Learning from Successful SIM Swap Attack of Twitter, CEO
The recent Twitter got hacked by the group 'Chuckle Squad', a rogue group of hackers hack the account of Jack Dorsey, CEO of Twitter, it is possible with, a successful SIM swap attack, hackers persuade a mobile phone provider to transfer a victim’s phone number to the hacker’s SIM card, giving the hacker access to the victim’s calls and messages.
Intrusions into your Twitter account might range from mild annoyance, to a serious PR fail, to an international political gaffe. Regardless of how you use it, there’s no need to make it easier for someone who wants to hijack your Twitter account. It’s quite easy to improve the security of your Twitter account and it only takes a few minutes. To avoid losing control of your Twitter account, as per Sunil Sharma, MD Sales, Sophos India & SAARC on how to secure your Twitter account.
1. Enable two-factor authentication (2FA)
Having a strong, unique password is an important first step to securing your account, but passwords can be easily guessed or generated by an attacker, so by themselves they’re not enough to stop someone in their tracks.
Your best bet to keep someone out of your account is to also enable two-factor authentication, which means you’ll need a second factor – like a numerical code or physical key – to prove it’s you when you log in to your account. It’s extremely unlikely that someone trying to break into your account has both your password AND access to your unlocked phone, so it significantly reduces the chance of an account break-in by enabling two-factor authentication.
How to do it: To enable 2FA on your Twitter account, log in and click your profile icon, then go to Settings and privacy. Scroll down to Login verification, which is what Twitter calls two-factor authentication.
Twitter begins the setup with a text message (SMS) code, but once you have 2FA set up you have the option to stick with an SMS code, use a physical security key, or use a mobile authenticator app. Many people prefer to use SMS as it’s easiest, but this method has its own security flaws, so we recommend using an authenticator app on your phone.
For good measure, you may also wish to enable password reset verification, which will require you to confirm your email or phone number if someone (hopefully you) asks to reset your password.
2. Screen who can contact you
Twitter is great as a big, open platform where anyone can join in the conversation. But that openness can also be a bit of a pain, as harassers and crooks love the platform’s openness too. There’s a very simple way to make sure you aren’t bothered by lazy spammers who are just out to blast Twitter accounts with links to malware as quickly as possible: Screen who can contact you via direct message or by public reply.
You can opt to only allow people you have opted in to follow to send you a direct message (a private message that does not have a character limit, unlike standard tweets), and you can also opt to enable quality filters on regular tweets that you receive, so tweets by profiles of “low quality” will never reach you. This means that if someone with a phony account tries to send you a potentially phishy link – which can and does happen on Twitter, so always click with caution! – they’ll have to do a lot more work just to set up their account and get past basic quality filters, and most spammers won’t bother.
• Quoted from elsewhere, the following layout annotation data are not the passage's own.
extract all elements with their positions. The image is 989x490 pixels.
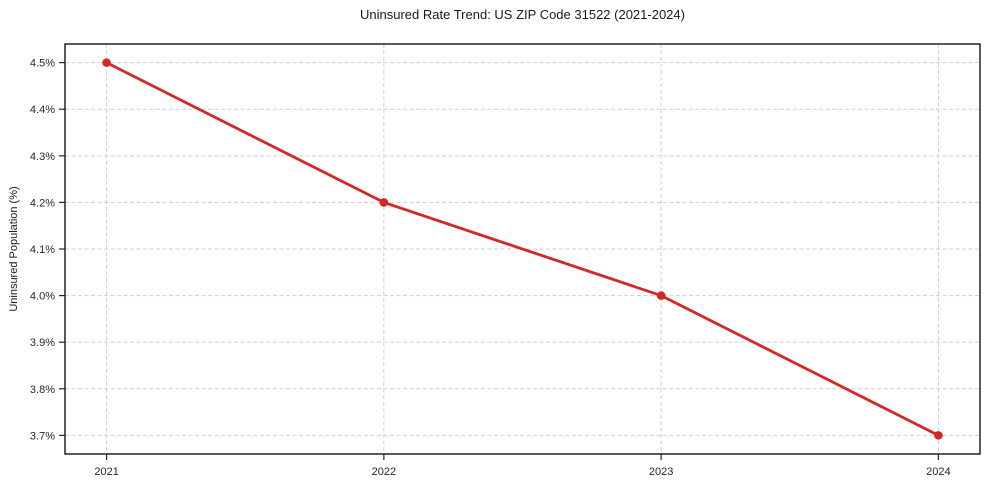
data-point <box>934 431 943 440</box>
data-point <box>102 58 111 67</box>
x-tick-label: 2022 <box>372 466 396 478</box>
y-tick-label: 3.7% <box>30 430 55 442</box>
y-tick-label: 4.5% <box>30 58 55 70</box>
data-point <box>656 291 666 300</box>
y-tick-label: 3.8% <box>30 384 55 396</box>
trend-line <box>105 61 940 437</box>
x-tick-label: 2021 <box>94 466 118 478</box>
x-tick-label: 2024 <box>926 466 950 478</box>
y-tick-label: 4.3% <box>30 151 55 163</box>
y-tick-label: 3.9% <box>30 337 55 349</box>
x-tick-label: 2023 <box>649 466 673 478</box>
y-tick-label: 4.1% <box>30 244 55 256</box>
chart-title: Uninsured Rate Trend: US ZIP Code 31522 … <box>360 7 685 22</box>
data-point <box>379 198 389 207</box>
y-tick-label: 4.4% <box>30 104 55 116</box>
y-tick-label: 4.0% <box>30 291 55 303</box>
y-tick-label: 4.2% <box>30 197 55 209</box>
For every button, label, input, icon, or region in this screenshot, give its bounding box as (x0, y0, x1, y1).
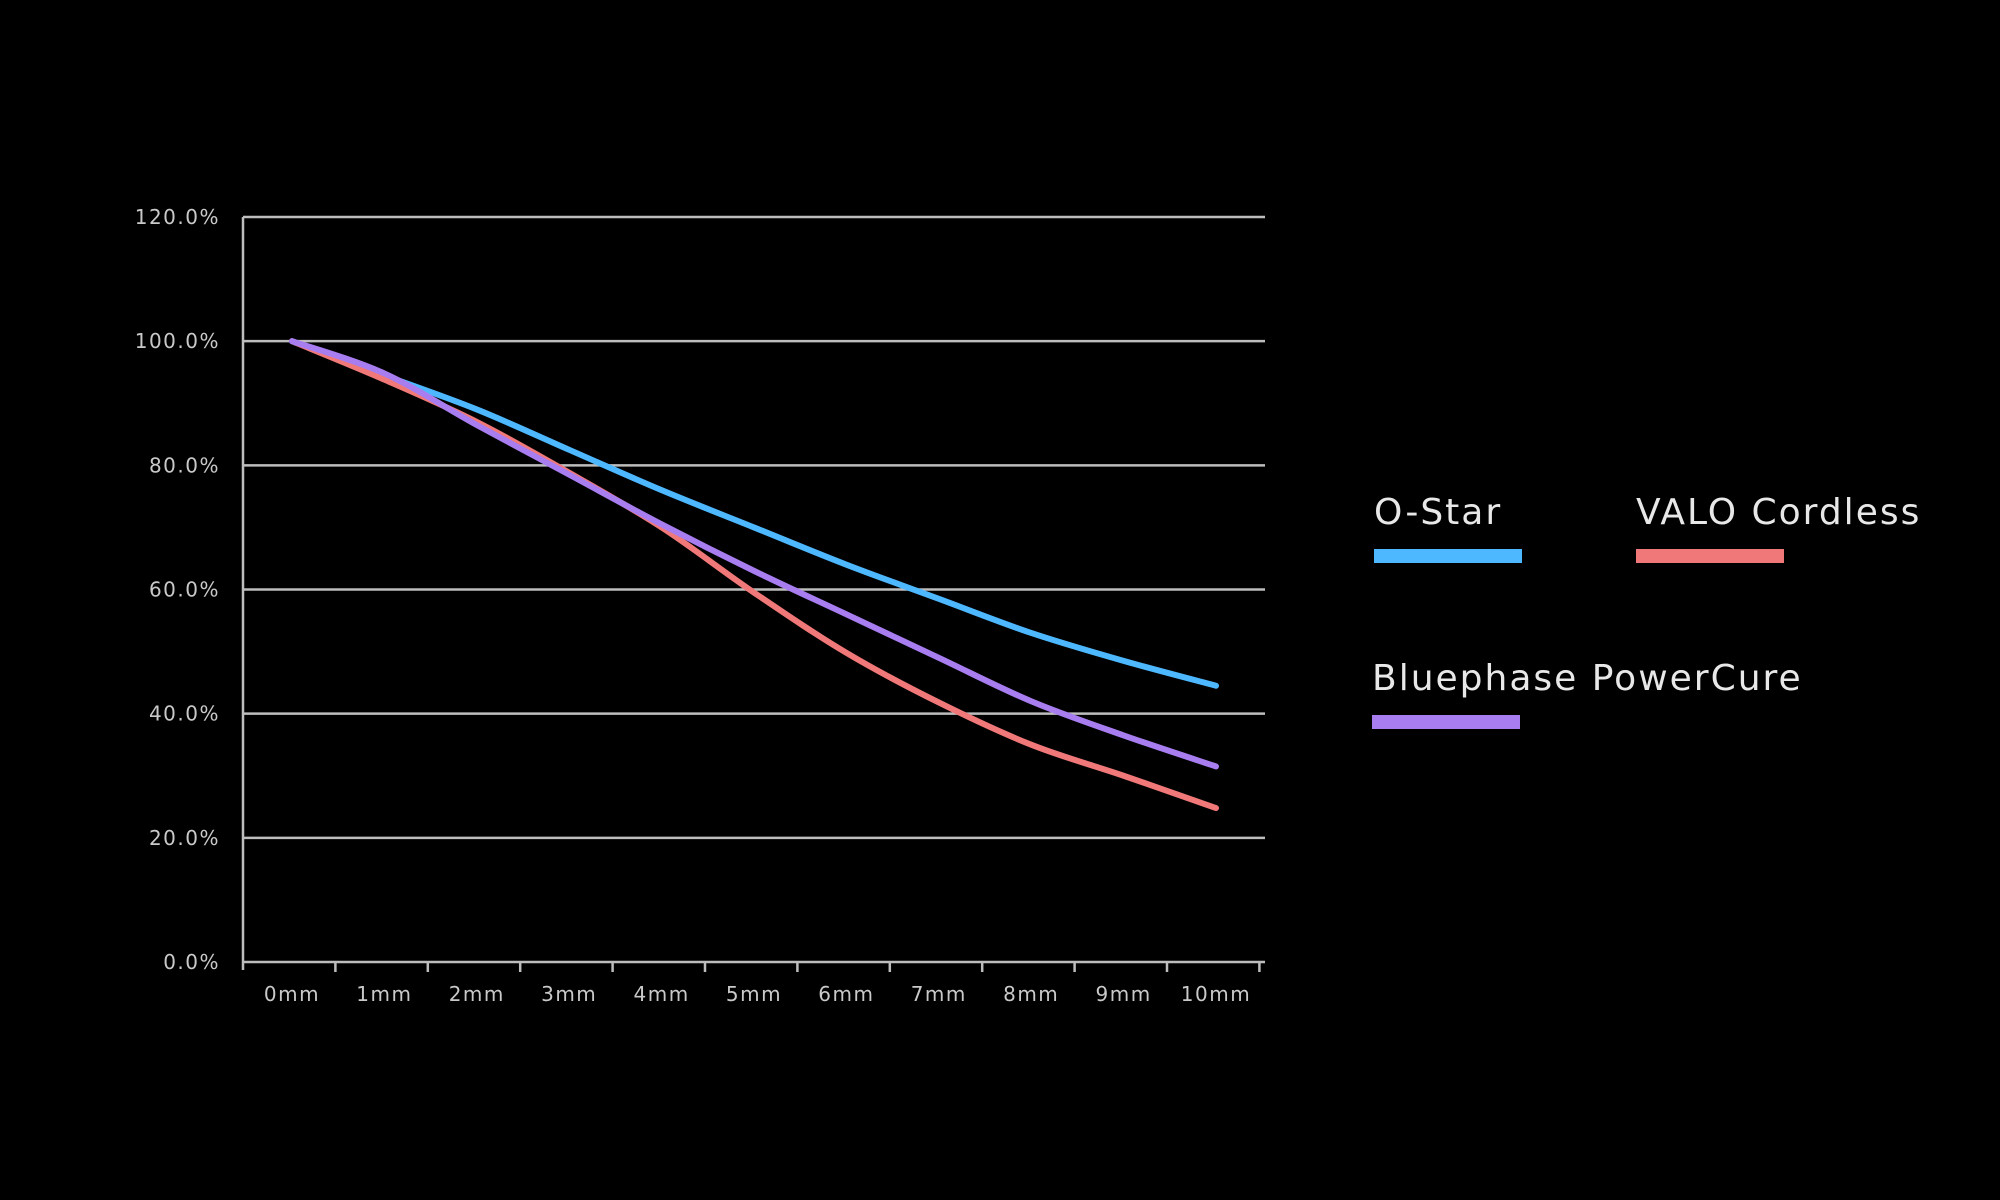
legend-item-valo-cordless: VALO Cordless (1636, 495, 1921, 563)
legend-swatch-bluephase-powercure (1372, 715, 1520, 729)
x-tick-label: 10mm (1181, 982, 1251, 1006)
legend: O-Star VALO Cordless Bluephase PowerCure (1370, 495, 1970, 755)
legend-label-o-star: O-Star (1374, 492, 1503, 533)
legend-swatch-valo-cordless (1636, 549, 1784, 563)
y-tick-label: 100.0% (135, 329, 220, 353)
x-tick-label: 3mm (541, 982, 597, 1006)
axes (241, 217, 1265, 972)
y-tick-label: 120.0% (135, 205, 220, 229)
tick-labels: 0.0% 20.0% 40.0% 60.0% 80.0% 100.0% 120.0% 0mm 1… (135, 205, 1251, 1006)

How to do it: To only allow people you follow to send you a direct message, go to Settings and select Privacy and safety from the left-hand menu, and then deselect Receive direct messages from anyone.
To enable the Twitter quality filters, go to your Settings and select Notifications from the left-hand menu. Under Advanced, select Quality filter.
On this page you can also opt to Mute notifications from people who have a default profile photo and haven’t confirmed their email address, which will filter Twitter accounts that haven’t finished their basic profile setup.
3. Check your connected apps
Do you remember which apps you’ve authorized to have full access to your Twitter account? It’s painlessly easy to sign up to a service using Twitter, but how long do you want that service to have that kind of access? It’s worth reviewing your connected apps to see what’s still lingering in there, and if you see something you don’t remember authorizing or haven’t used in a while, it’s time to revoke its permission to your account.
How to do it: In your Settings, select Apps and devices from the menu and take a look at the apps that are listed as connected to your account. Hitfor any app that you no longer need or want.
4. The nuclear option: protect your tweets
While the idea behind Twitter is that the conversation is public and open to everyone, you can opt to protect your account, which makes your tweets visible only to people that you’ve opted to follow.
Twitter itself notes that if you have tweeted publicly and then later change your account to “protected,” it’s very possible those initially-public tweets will continue to live on publicly in perpetuity - so protecting your account is not an “oops” button for erasing tweet you’ve regretted sending, but it is a good way to make sure you know exactly who’s reading your words. It’s the nuclear option for sure, but if you want control over who’s reading you, it’s the right option for you.
How to do it: In Settings, select Privacy and safety. Under Tweet privacy check Protect your Tweets. (You can always un-protect your tweets and make your tweets public if you ever change your mind!)